I have a sine wave whose parameters I can determine (they are user-input). It's of the form y=a*sin(m*x + t)
I'd like to know whether anyone knows an efficient algorithm to figure out the range of y for a given interval which goes from [0, x] (x is again another input)
For example:
for y = sin(x) (i.e. a=1, t=0, m=1), for the interval [0, 4] I'd like an output like [1, -0.756802]
Please keep in mind, m and t can be anything. Thus, the y-curve does not have to start (or end) at 0 (or 1). It could start anywhere.
Also, please note that x will be discrete.
Any ideas?
PS: I'll use python for implementing the algorithm.
Since function y(x) = a*sin(m*x + t) is continuous, maximum will be either at one of the interval's ends or at the maximum inside interval, in this case dy/dx will be equal to zero.
So:
1. Find values of y(x) at the ends of interval.
2. Find out if dy/dx == a * m cos (mx + t) have zero(s) in interval, find out values of y(x) at the zero(s).
3. Choose point where y(x) have maximum value
If you have greater than one period then the result is just +/- a.

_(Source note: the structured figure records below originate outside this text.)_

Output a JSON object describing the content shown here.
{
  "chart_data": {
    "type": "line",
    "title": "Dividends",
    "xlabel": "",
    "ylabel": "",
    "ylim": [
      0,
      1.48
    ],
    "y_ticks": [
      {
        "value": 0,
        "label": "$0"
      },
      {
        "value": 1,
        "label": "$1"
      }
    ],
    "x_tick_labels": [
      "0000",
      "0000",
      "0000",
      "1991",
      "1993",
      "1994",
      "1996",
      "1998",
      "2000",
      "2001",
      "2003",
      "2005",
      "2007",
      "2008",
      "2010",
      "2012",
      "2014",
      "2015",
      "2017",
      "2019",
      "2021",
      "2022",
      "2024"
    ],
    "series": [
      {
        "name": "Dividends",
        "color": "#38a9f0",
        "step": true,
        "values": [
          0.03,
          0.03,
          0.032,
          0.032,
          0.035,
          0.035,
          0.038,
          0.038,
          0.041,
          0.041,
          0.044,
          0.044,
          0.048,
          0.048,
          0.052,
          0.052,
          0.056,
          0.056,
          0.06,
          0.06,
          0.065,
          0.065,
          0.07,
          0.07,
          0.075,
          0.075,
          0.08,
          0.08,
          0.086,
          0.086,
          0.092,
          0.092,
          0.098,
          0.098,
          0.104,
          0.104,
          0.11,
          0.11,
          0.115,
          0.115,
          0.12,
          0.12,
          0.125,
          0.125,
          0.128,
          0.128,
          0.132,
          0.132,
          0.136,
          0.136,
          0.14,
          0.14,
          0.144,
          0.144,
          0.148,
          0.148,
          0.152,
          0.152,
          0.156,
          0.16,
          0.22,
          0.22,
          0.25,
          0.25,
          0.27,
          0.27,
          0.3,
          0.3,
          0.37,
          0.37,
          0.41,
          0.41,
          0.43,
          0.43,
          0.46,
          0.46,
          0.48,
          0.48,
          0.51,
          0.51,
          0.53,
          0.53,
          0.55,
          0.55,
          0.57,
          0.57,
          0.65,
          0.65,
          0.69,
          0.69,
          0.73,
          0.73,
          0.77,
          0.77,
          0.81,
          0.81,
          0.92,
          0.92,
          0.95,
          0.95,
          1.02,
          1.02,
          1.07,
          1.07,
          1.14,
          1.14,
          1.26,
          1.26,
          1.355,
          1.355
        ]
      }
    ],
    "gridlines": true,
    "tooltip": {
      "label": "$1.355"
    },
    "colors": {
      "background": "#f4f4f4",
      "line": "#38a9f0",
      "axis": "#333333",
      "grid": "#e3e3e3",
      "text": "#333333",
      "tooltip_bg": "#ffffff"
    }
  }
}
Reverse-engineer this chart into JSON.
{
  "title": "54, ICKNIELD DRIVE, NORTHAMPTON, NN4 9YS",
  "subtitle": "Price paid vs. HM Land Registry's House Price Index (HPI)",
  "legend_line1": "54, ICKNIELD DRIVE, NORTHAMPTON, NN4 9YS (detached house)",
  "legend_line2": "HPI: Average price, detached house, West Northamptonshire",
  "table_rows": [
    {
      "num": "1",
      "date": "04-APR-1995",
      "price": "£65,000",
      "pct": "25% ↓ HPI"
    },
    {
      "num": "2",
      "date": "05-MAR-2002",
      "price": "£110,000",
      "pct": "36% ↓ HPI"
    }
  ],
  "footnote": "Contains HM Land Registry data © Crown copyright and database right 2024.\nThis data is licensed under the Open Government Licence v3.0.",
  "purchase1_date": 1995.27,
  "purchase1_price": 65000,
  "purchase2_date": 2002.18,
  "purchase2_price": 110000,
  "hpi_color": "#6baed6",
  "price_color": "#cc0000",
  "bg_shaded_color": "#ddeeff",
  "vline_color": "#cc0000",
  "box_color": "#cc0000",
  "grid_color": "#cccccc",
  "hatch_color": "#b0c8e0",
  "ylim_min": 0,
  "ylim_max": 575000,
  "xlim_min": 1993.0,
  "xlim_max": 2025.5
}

For less than one period you can evaluate y at the start/end points and then find any maxima between the start/end points by solving for y' = 0, i.e. cos(m*x + t) = 0.
All the answers are more or less the same. Thanks guys=)
I think I'd go with something like the following (note that I am renaming the variable I called "x" to "end". I had this "x" at the beginning which denoted the end of my interval on the X-axis):
1) Evaluate y at 0 and "end", use an if-block to assign the two values to the correct PRELIMINARY "min" and "max" of the range
2) Evaluate number of evolutions: "evolNr" = (m*end)/2Pi. If evolNr > 1, return [-a, a]
3) If evolNr < 1: First find the root of the derivative, which is at "firstRoot" = (1/2m)*Pi - phase + q * 1/m * Pi, where q = ceil(m/Pi * ((1/2m) * Pi - phase) ) --- this gives me the first root at some position x > 0. From then on I know that all other extremes are within firstRoot and "end", we have a new root every 1/m * Pi.
In code: for (a=firstRoot; a < end; a += 1/m*Pi) {Eval y at a, if > 0 its a maximum, update "max", otherwise update "min"}
return [min, max]